Trigonometry Distance Problems--Working with angles and sides

• Sep 2nd 2010, 05:06 PM
Trigonometry Distance Problems--Working with angles and sides
I am having trouble understanding how to go about this word problem.

1)

A swimming pool is 40.0 feet long and 4.00 feet deep at one end. If it is 8.00 feet deep at the other end, find the total distance along the bottom.
• Sep 2nd 2010, 05:57 PM
Prove It
Try drawing a diagram. If you "cut off" the right angle triangle at the bottom, you should be able to apply a trigonometric ratio.
• Sep 5th 2010, 01:38 PM
Quote:

Originally Posted by The Masked Trumpet
I am having trouble understanding how to go about this word problem.

1)

A swimming pool is 40.0 feet long and 4.00 feet deep at one end. If it is 8.00 feet deep at the other end, find the total distance along the bottom.

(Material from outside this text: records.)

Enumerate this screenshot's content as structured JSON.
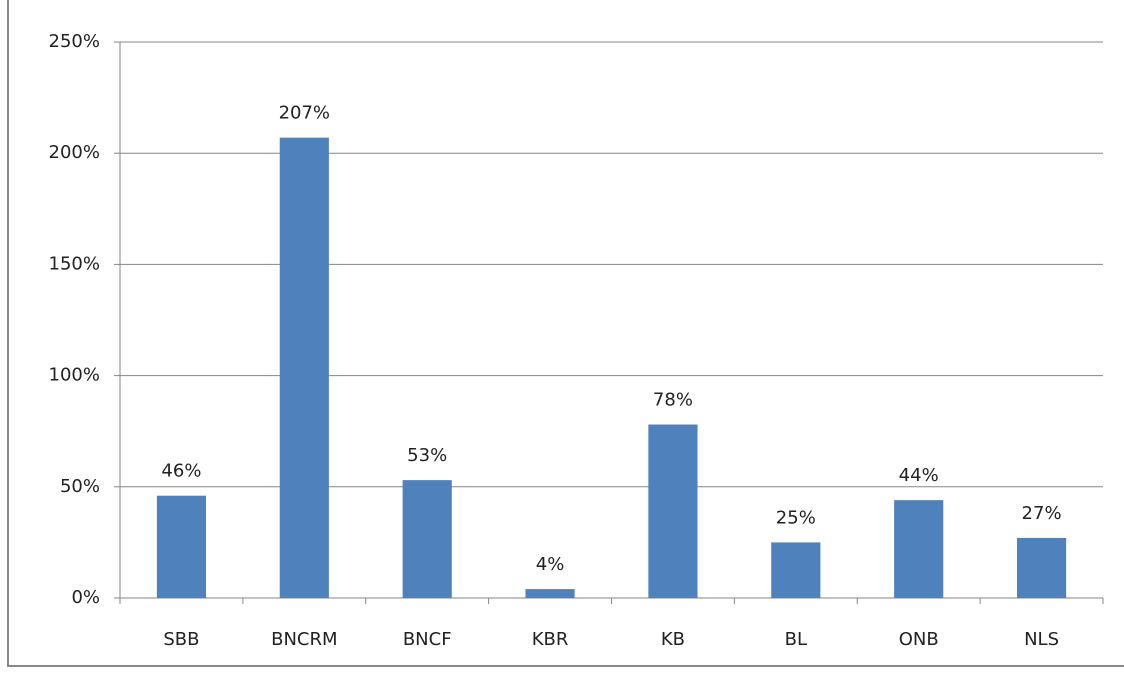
{
  "chart_data": {
    "type": "bar",
    "categories": [
      "SBB",
      "BNCRM",
      "BNCF",
      "KBR",
      "KB",
      "BL",
      "ONB",
      "NLS"
    ],
    "values": [
      46,
      207,
      53,
      4,
      78,
      25,
      44,
      27
    ],
    "value_labels": [
      "46%",
      "207%",
      "53%",
      "4%",
      "78%",
      "25%",
      "44%",
      "27%"
    ],
    "color": "#4f81bd",
    "ylim": [
      0,
      250
    ],
    "yticks": [
      {
        "value": 0,
        "label": "0%"
      },
      {
        "value": 50,
        "label": "50%"
      },
      {
        "value": 100,
        "label": "100%"
      },
      {
        "value": 150,
        "label": "150%"
      },
      {
        "value": 200,
        "label": "200%"
      },
      {
        "value": 250,
        "label": "250%"
      }
    ],
    "grid": true
  }
}
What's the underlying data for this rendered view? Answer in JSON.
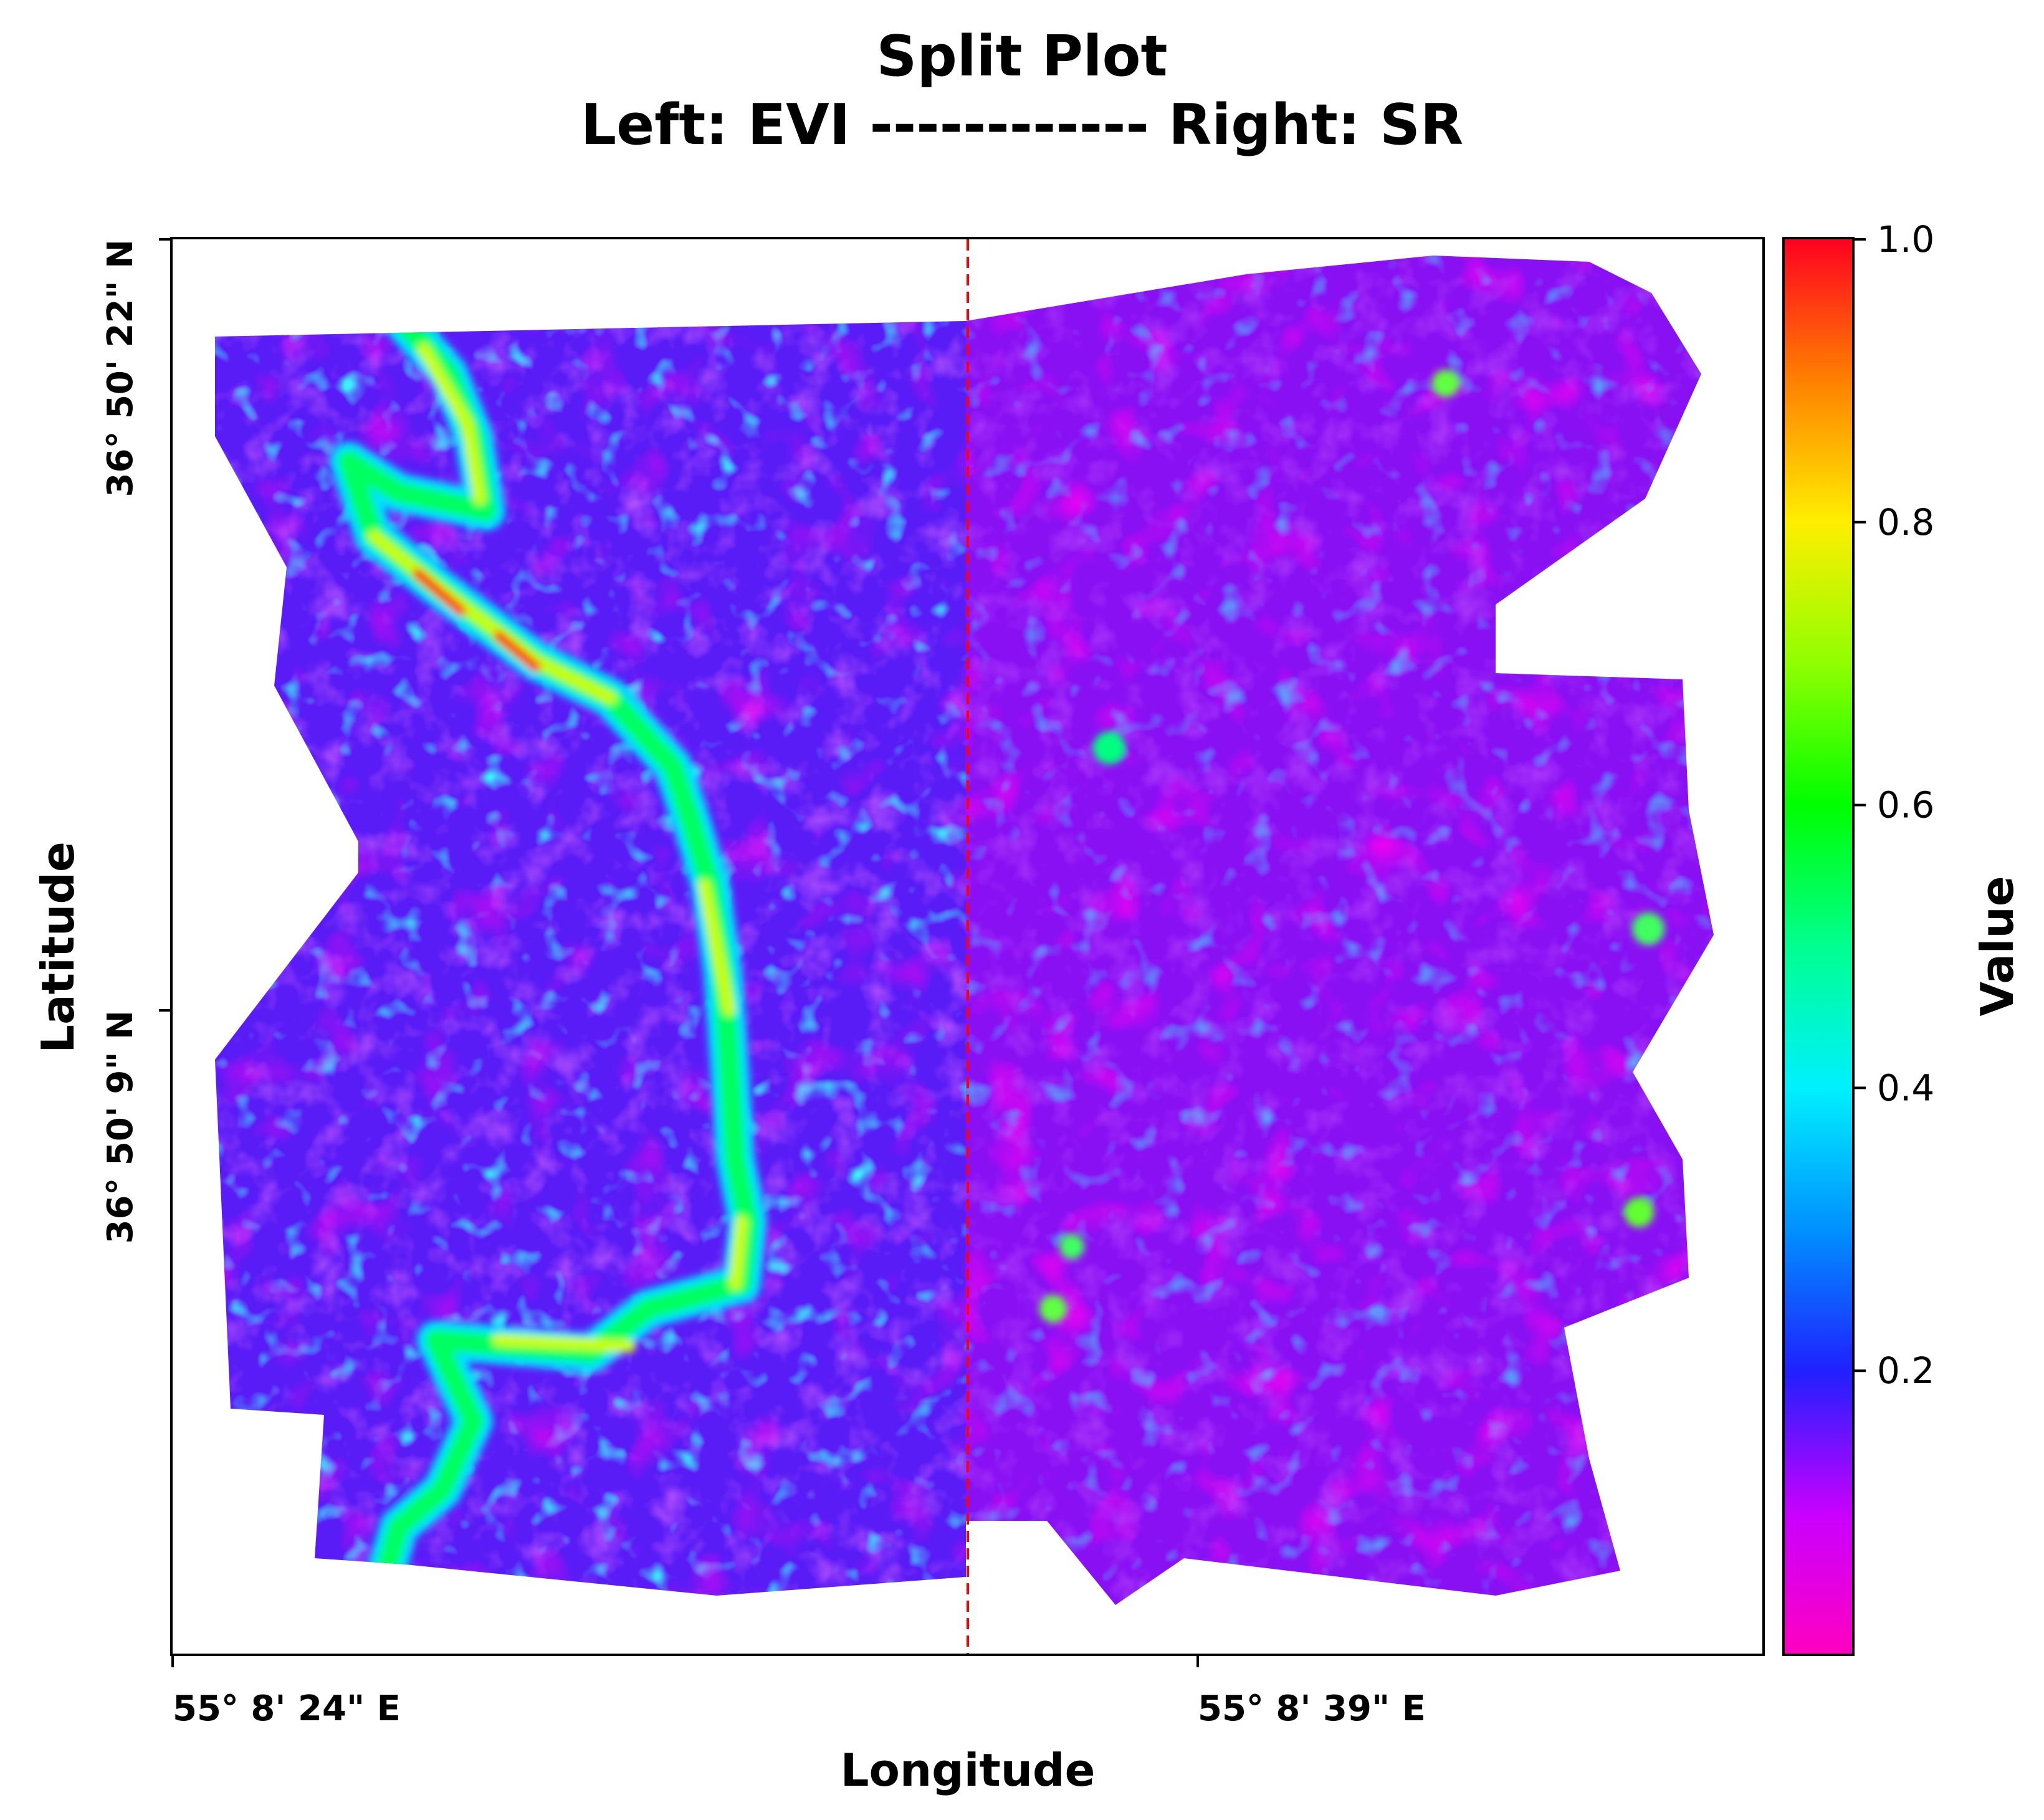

your trouble in understanding what to do may be due to the fact that the question
has not stated that the bottom of the swimming pool is straight.
If it wasn't straight, you wouldn't have enough information.

Therefore, you can draw a right-angled triangle, with base=40ft and perpendicular height=8-4=4ft.
You then need to calculate the hypotenuse.
Pythagoras' theorem will do it,
but it appears you must work with an angle from the title of the question.
Therefore you'd need to use "inverse tan" to calculate an acute angle first.
• Sep 5th 2010, 09:22 PM
Educated
Well by reading the question, you would not need to know the angle, just to find the distance along the bottom.

Using the pythagorus theorum,

$\displaystyle \sqrt{a^2 + b^2} = c$

we can work out c, which in this case is the distance along the bottom.

Can you find out the lengths of A and B for yourself?